Statement
Let $A, B \in M_{n\times{}n}(\mathbb{R})$ be symmetric and commutative such that $AB=BA$. Then $A$ and $B$ are simultaneously orthonormally diagonalizable. i.e. there is $Q \in O(n)$ such that $Q^{T}AQ$ and $Q^{T}BQ$ are diagonal.
Attempted proof
Using the fact that symmetric matrices are orthonormally diagonizable in respect of the standard-scalar product we know that both $A$ and $B$ are diagonizable.
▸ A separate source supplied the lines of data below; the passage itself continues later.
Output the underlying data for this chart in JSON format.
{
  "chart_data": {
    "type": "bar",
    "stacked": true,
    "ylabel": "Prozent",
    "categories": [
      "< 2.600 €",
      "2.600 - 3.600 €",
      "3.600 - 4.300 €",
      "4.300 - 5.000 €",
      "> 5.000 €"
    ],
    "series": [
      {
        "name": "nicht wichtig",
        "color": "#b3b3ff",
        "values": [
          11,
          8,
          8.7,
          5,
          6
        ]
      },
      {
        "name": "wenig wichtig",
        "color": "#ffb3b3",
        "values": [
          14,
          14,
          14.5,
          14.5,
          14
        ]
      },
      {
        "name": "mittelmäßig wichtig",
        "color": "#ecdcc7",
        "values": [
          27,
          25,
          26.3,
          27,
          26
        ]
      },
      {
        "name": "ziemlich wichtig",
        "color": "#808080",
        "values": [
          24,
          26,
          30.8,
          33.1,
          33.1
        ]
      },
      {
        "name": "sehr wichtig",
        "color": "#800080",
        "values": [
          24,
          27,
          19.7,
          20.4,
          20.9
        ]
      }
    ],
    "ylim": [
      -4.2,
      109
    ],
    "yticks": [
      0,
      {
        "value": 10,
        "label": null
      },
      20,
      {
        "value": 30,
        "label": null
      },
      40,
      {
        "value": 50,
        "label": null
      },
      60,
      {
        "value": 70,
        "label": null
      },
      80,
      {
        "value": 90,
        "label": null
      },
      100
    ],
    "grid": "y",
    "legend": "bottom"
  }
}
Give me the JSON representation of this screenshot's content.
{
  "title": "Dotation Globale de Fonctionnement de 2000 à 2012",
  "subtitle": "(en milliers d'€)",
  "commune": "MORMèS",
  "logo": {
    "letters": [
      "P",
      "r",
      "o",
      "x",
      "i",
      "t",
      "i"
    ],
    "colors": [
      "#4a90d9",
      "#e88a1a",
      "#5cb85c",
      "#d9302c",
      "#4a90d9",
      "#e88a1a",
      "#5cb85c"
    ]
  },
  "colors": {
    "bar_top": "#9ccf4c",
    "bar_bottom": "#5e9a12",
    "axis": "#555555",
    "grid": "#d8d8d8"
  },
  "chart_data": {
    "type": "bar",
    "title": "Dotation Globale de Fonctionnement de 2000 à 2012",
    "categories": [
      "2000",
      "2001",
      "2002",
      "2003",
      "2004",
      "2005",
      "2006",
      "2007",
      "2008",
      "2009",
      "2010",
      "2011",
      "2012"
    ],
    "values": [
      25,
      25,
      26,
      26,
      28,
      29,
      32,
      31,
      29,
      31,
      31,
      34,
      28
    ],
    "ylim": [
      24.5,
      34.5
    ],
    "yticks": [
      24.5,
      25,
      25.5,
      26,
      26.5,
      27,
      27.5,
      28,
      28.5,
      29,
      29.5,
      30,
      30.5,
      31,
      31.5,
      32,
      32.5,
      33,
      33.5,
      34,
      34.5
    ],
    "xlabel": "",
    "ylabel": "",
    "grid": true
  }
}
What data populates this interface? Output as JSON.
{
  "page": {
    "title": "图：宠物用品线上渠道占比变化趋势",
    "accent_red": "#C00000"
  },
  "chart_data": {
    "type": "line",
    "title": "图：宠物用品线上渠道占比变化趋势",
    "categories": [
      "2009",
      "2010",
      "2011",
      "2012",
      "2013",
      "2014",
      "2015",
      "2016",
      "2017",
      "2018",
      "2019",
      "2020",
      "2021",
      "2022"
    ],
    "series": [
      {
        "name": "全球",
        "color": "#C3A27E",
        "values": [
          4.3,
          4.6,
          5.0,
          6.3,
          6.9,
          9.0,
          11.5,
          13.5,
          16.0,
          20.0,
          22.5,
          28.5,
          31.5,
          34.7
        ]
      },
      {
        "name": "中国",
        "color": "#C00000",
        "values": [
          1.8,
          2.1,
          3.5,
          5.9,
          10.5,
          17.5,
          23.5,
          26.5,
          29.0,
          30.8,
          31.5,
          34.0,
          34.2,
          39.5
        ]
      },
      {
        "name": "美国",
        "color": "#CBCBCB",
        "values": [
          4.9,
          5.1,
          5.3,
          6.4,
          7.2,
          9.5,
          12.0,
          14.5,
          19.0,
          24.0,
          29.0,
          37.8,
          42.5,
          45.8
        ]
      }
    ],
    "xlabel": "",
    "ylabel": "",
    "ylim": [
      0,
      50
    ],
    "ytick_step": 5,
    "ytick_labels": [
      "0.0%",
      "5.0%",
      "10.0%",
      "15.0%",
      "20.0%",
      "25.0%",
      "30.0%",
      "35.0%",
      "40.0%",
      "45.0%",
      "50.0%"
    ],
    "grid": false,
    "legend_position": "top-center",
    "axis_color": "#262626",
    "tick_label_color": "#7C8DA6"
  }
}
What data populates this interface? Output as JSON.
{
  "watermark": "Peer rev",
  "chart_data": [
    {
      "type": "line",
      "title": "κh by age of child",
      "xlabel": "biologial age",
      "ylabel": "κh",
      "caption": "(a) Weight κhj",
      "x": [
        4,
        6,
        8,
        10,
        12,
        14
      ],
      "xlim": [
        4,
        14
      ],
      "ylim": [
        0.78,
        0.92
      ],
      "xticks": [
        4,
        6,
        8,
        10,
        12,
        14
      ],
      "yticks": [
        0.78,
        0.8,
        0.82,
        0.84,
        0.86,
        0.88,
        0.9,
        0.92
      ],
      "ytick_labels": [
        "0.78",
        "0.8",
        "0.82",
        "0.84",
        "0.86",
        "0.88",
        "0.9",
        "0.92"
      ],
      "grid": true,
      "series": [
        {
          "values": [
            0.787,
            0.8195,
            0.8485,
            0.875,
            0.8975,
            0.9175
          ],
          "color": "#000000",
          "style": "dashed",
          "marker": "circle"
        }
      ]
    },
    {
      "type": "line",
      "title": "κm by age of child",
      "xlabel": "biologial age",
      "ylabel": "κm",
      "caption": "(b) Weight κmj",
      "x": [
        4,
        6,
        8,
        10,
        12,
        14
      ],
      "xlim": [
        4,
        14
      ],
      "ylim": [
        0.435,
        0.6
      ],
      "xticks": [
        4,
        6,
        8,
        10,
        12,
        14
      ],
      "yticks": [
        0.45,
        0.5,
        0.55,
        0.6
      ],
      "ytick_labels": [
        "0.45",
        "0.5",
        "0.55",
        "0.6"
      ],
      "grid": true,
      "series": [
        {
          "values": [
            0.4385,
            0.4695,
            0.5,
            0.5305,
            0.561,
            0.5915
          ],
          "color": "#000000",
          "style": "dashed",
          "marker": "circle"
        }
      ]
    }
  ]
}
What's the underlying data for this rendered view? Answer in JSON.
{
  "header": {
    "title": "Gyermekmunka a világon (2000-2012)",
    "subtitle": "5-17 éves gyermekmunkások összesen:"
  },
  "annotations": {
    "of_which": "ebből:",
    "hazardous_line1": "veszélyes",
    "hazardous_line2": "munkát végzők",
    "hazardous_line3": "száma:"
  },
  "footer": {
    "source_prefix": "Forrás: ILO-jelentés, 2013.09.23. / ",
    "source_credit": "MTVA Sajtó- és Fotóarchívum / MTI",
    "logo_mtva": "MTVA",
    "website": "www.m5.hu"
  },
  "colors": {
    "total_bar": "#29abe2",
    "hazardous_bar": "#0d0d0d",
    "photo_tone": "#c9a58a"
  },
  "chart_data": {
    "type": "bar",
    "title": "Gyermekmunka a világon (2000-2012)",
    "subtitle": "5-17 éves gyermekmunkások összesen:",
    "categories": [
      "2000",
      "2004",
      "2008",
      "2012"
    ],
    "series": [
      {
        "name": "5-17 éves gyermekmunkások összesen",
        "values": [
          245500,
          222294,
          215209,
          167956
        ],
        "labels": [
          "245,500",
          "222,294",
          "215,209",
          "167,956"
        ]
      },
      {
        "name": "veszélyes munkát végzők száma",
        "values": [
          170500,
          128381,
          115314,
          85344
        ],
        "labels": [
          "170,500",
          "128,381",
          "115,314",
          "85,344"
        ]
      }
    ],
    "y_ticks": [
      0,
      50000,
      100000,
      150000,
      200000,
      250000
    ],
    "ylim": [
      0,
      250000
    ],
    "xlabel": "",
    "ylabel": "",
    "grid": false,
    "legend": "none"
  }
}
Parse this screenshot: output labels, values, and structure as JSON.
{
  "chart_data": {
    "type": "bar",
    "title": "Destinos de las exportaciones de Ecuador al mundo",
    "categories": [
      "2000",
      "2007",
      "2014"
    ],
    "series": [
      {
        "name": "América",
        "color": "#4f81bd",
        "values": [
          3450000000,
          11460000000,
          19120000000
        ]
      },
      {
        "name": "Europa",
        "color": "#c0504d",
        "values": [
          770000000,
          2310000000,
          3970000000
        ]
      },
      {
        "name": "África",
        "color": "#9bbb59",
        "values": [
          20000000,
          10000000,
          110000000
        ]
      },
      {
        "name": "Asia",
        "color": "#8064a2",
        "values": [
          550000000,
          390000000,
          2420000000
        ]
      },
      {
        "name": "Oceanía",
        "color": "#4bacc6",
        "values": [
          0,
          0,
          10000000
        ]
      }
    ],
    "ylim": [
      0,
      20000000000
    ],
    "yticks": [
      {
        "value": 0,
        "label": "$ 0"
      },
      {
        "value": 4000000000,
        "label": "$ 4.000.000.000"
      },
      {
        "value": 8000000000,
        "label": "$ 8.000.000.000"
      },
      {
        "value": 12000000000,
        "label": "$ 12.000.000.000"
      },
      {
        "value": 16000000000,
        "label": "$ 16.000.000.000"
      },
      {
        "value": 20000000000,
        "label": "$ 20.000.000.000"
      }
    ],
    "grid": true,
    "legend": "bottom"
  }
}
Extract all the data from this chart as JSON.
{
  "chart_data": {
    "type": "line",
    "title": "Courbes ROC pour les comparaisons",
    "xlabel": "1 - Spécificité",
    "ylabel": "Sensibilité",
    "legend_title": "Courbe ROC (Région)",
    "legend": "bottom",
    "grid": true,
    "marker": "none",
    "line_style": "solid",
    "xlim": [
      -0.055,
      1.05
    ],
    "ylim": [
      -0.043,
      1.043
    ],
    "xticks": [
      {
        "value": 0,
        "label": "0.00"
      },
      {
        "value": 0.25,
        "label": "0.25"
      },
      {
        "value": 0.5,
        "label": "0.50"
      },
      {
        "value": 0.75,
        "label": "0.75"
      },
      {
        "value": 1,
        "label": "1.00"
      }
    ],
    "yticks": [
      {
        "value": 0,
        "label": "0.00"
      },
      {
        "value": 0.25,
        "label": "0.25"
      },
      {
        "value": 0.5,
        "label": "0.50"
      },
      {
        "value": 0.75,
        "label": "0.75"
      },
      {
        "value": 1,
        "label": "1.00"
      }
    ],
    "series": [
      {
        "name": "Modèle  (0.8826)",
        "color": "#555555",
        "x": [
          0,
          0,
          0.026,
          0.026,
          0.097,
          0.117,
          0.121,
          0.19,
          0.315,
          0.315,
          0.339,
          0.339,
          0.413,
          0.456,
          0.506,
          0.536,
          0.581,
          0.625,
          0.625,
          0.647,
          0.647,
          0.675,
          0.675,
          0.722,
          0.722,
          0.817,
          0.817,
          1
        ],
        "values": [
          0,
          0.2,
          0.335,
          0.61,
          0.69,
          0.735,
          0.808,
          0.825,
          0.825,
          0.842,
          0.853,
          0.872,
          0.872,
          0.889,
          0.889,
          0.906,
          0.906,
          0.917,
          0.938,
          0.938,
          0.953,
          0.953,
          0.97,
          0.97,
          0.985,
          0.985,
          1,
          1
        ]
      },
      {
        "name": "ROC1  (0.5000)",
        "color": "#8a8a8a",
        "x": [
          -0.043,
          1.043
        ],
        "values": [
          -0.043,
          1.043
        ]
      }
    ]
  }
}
It can be shown (that shouldn't be the problem in this question) that each eigenspace $E_{\lambda,A}$ of a eigenvalue $\lambda$ of $A$ has a basis $\mathcal{B}_{\lambda}$ consisting of eigenvectors of $B$. Because the eigenspaces of $B$ are orthogonal to each other this basis can be orthonormalized using Gram-Schmidt.
That implies that every eigenspace of $A$ has an orthonormal basis consisting of eigenvectors of $B$. Because all eigenspaces of $A$ are orthogonal we can unite all bases and we get an orthonormal basis $\mathcal{C}$ consisting of eigenvectors of $A$ and $B$.
Let $Q\in M_{n\times{}n}(\mathbb{R})$ be the matrix with those orthonormal vectors as columns. Because $Q^{-1}=Q^{T}$ we get that both $Q^{T}AQ$ and $Q^{T}BQ$ are diagonal.
Question
Does this prove the statement? / Is my statement wrong? The step I am not sure about is is the last sentence in the first paragraph.